Ostheium and Schmitt [42] showed that half a series of
18 patients so investigated had occlusion of the digital
arteries on the side of the compressed subclavian artery.
Conclusion
Careful assessment is required of the patient who
presents with neurological and/or vascular symptoms
in the upper limb, including Raynauds phenomenon.
Thoracic outlet syndrome should be considered with
particular consideration to the following

pain as a primary feature of the presentation;

neurological symptoms or findings suggestive of a


dermatomal distribution, particularly C8 or T1, but
also less commonly at higher levels;

exacerbation of symptoms with elevation of the arm


either given as a part of the history or on examination.
Careful clinical assessment is likely to indicate the
diagnosis.
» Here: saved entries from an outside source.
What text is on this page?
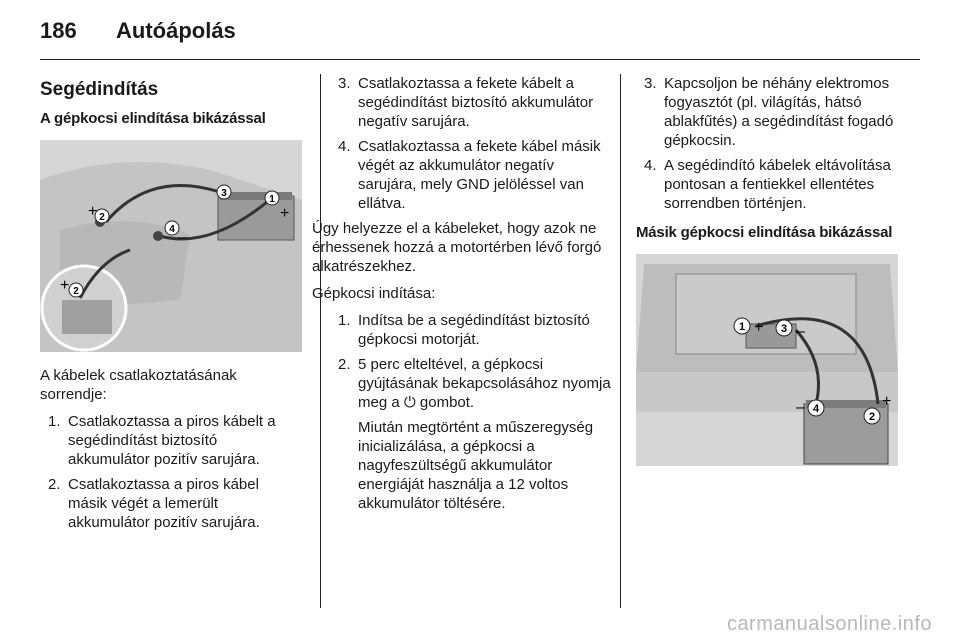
186 Autóápolás
Segédindítás
A gépkocsi elindítása bikázással
3
1
2
4
+	+
–
2
+

A kábelek csatlakoztatásának sorrendje:

1. Csatlakoztassa a piros kábelt a segédindítást biztosító akkumulátor pozitív sarujára.
2. Csatlakoztassa a piros kábel másik végét a lemerült akkumulátor pozitív sarujára.
3. Csatlakoztassa a fekete kábelt a segédindítást biztosító akkumulátor negatív sarujára.
4. Csatlakoztassa a fekete kábel másik végét az akkumulátor negatív sarujára, mely GND jelöléssel van ellátva.

Úgy helyezze el a kábeleket, hogy azok ne érhessenek hozzá a motortérben lévő forgó alkatrészekhez.

Gépkocsi indítása:

1. Indítsa be a segédindítást biztosító gépkocsi motorját.
2. 5 perc elteltével, a gépkocsi gyújtásának bekapcsolásához nyomja meg a ⏻ gombot.

Miután megtörtént a műszeregység inicializálása, a gépkocsi a nagyfeszültségű akkumulátor energiáját használja a 12 voltos akkumulátor töltésére.

3. Kapcsoljon be néhány elektromos fogyasztót (pl. világítás, hátsó ablakfűtés) a segédindítást fogadó gépkocsin.
4. A segédindító kábelek eltávolítása pontosan a fentiekkel ellentétes sorrendben történjen.
Másik gépkocsi elindítása bikázással
1	3
4
2
+ –
–	+
carmanualsonline.info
Although there is variable evidence regarding
the usefulness of postural/ provocative tests, the com-
bination of pulse obliteration and reproduction of
symptoms by such manoeuvres must be useful.
Clinical investigations also appear to have mixed
reviews. Nerve conduction studies are likely to be useful,
if only to exclude other neurological lesions. Plain X-ray
may demonstrate a cervical rib. CT scan is likely to
demonstrate the presence of non-bony lesions. Doppler
studies may be useful, although some studies suggest that
their value is no greater than that of good clinical
assessment. MRI is the investigation of choice.